We get the following output:

    close                date    open    high     low volume
0 71.7925 2019-11-13 09:00:00 71.8075 71.8450 71.7775 219512
1 71.7925 2019-11-13 09:15:00 71.7925 71.8000 71.7800 59252
2 71.7625 2019-11-13 09:30:00 71.7925 71.8125 71.7600 57187
3 71.7425 2019-11-13 09:45:00 71.7600 71.7650 71.7350 43048
4 71.7775 2019-11-13 10:00:00 71.7425 71.7800 71.7425 45863
5 71.8150 2019-11-13 10:15:00 71.7750 71.8225 71.7700 42460
6 71.7800 2019-11-13 10:30:00 71.8150 71.8300 71.7775 62403
7 71.7525 2019-11-13 10:45:00 71.7750 71.7875 71.7475 34090
8 71.7625 2019-11-13 11:00:00 71.7525 71.7825 71.7475 39320
9 71.7875 2019-11-13 11:15:00 71.7625 71.7925 71.7600 20190

How it works...

In step 1, you import the datetime class from the datetime module and the pandas package. In step 2, you create a time-series data, which is typically returned by 3rd party APIs for historical data. This data is a list of dictionaries, and each dictionary has the same set of keys—date, open, high, low, close, and volume. Observe that the value for the date key is a datetime object and for the other keys are float objects.

In step 3, you create a pandas DataFrame object by directly calling the constructor with time_series_data as an argument and assign the return data to df. The keys of the dictionaries become the column names of df and values become the data. In step 4, you fetch the columns of df as a list using the columns attribute and the tolist() method. You can verify that the column names are the same as the keys of the dictionaries in time_series_data.

In step 5, you create a DataFrame with the columns in a specific order by passing a columns argument to the constructor with the required order as a list of strings.

There's more

When a DataFrame object is created, an index is assigned to it automatically, which is an address for all the rows. The leftmost column in the preceding example is the index column. By default, the index starts from 0. A custom index can be set by passing an index argument to the DataFrame constructor with the required indices as an iterator.
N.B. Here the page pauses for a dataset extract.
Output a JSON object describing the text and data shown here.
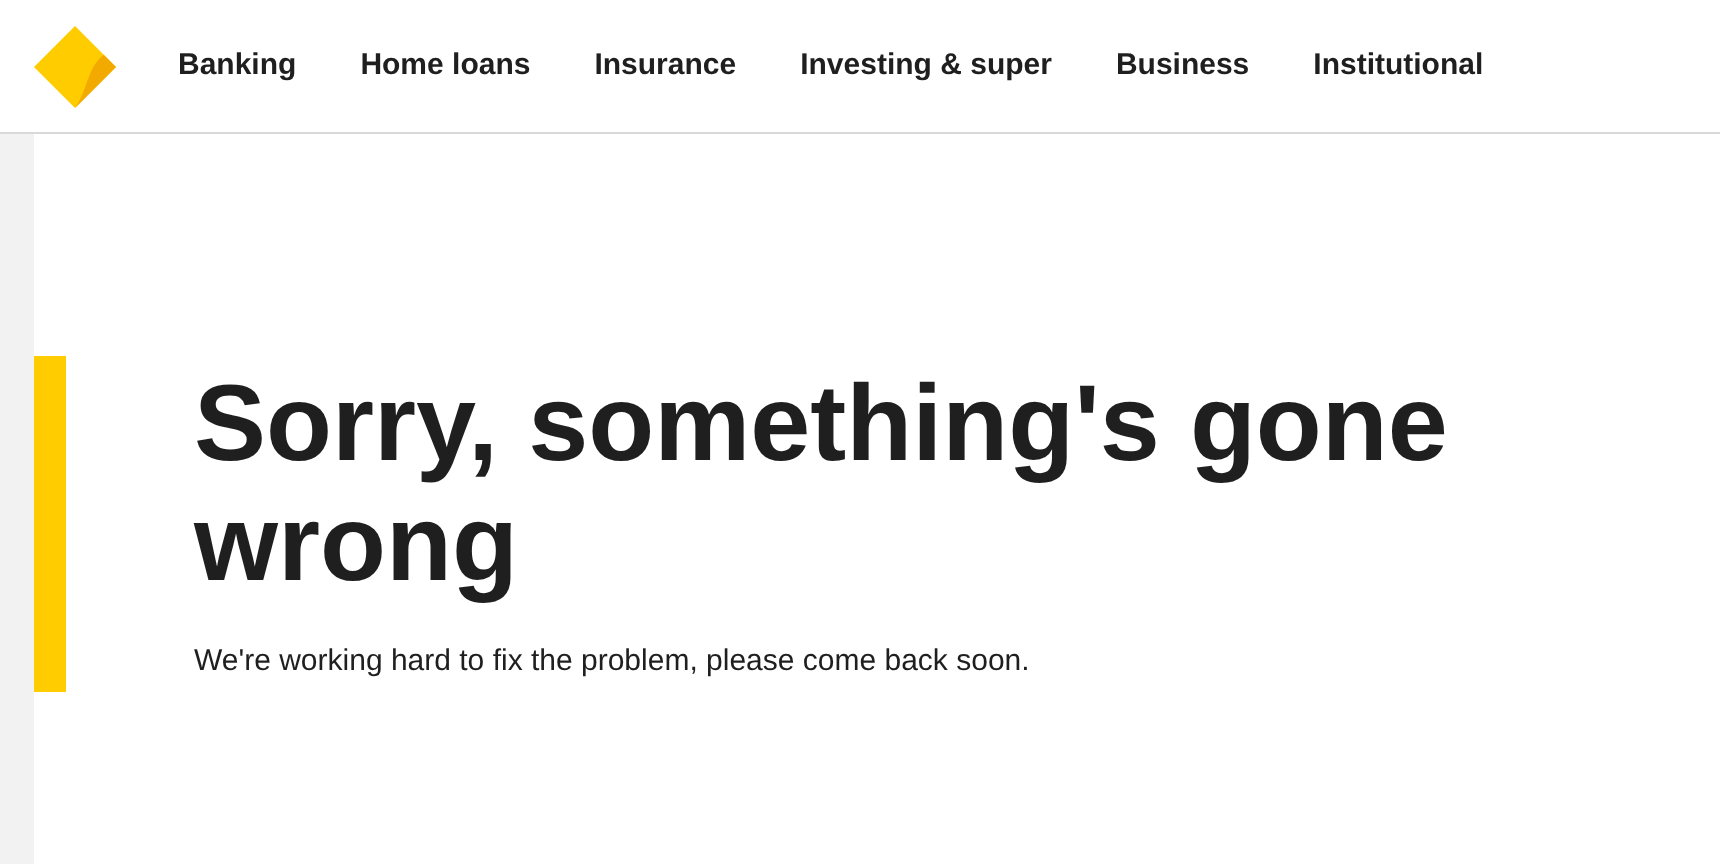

This is shown as follows:

  1. Create a new DataFrame object from time_series_data, with a custom index:
>>> pandas.DataFrame(time_series_data, index=range(10, 20)) 
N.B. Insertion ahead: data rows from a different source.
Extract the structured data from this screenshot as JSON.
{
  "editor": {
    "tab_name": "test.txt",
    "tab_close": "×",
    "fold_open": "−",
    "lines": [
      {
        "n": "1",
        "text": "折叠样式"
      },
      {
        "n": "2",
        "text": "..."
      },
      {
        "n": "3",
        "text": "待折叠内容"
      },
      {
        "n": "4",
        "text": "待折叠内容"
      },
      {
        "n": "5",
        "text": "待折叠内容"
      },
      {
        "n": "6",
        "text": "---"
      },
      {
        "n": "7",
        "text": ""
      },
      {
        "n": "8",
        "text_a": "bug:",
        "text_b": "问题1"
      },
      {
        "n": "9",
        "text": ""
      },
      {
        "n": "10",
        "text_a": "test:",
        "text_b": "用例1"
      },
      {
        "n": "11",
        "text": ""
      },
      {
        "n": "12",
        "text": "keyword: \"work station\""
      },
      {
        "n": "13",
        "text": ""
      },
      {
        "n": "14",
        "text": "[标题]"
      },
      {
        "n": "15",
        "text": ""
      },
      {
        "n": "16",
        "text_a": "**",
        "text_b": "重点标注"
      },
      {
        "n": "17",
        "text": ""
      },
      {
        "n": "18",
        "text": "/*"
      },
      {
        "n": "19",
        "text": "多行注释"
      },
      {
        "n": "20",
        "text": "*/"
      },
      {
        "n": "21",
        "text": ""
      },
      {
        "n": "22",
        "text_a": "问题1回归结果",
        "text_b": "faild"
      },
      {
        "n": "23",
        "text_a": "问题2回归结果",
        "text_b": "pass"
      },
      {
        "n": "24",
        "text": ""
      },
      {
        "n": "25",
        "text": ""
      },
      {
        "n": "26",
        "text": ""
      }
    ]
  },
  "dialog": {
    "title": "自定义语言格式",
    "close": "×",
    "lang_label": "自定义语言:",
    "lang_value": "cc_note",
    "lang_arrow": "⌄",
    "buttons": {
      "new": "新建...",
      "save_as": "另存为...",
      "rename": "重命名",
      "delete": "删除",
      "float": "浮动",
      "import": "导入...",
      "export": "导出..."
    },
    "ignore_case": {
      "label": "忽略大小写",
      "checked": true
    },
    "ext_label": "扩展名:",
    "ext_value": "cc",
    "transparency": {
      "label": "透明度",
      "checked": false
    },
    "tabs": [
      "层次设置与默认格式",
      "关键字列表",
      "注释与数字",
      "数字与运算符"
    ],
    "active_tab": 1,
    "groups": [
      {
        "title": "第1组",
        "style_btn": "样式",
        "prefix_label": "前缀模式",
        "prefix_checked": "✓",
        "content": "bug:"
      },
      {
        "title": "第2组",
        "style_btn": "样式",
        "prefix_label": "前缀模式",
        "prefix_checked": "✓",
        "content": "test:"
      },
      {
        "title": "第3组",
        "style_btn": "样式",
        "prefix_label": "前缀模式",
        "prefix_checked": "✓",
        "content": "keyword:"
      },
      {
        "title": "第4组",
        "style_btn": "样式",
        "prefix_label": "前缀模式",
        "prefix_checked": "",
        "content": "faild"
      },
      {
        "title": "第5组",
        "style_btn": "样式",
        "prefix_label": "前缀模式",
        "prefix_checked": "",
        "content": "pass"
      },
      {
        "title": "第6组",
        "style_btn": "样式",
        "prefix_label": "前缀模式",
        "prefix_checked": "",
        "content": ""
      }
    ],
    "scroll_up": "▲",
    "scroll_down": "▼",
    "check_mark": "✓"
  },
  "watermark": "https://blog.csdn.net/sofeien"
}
We get the following output:

                  date    open    high     low   close volume
10 2019-11-13 09:00:00 71.8075 71.8450 71.7775 71.7925 219512
11 2019-11-13 09:15:00 71.7925 71.8000 71.7800 71.7925 59252
12 2019-11-13 09:30:00 71.7925 71.8125 71.7600 71.7625 57187
13 2019-11-13 09:45:00 71.7600 71.7650 71.7350 71.7425 43048
14 2019-11-13 10:00:00 71.7425 71.7800 71.7425 71.7775 45863
15 2019-11-13 10:15:00 71.7750 71.8225 71.7700 71.8150 42460
16 2019-11-13 10:30:00 71.8150 71.8300 71.7775 71.7800 62403
17 2019-11-13 10:45:00 71.7750 71.7875 71.7475 71.7525 34090
18 2019-11-13 11:00:00 71.7525 71.7825 71.7475 71.7625 39320
19 2019-11-13 11:15:00 71.7625 71.7925 71.7600 71.7875 20190

Note the index in the output starts from 10 and goes up to 19. The default index values would have ranged from 0 to 9.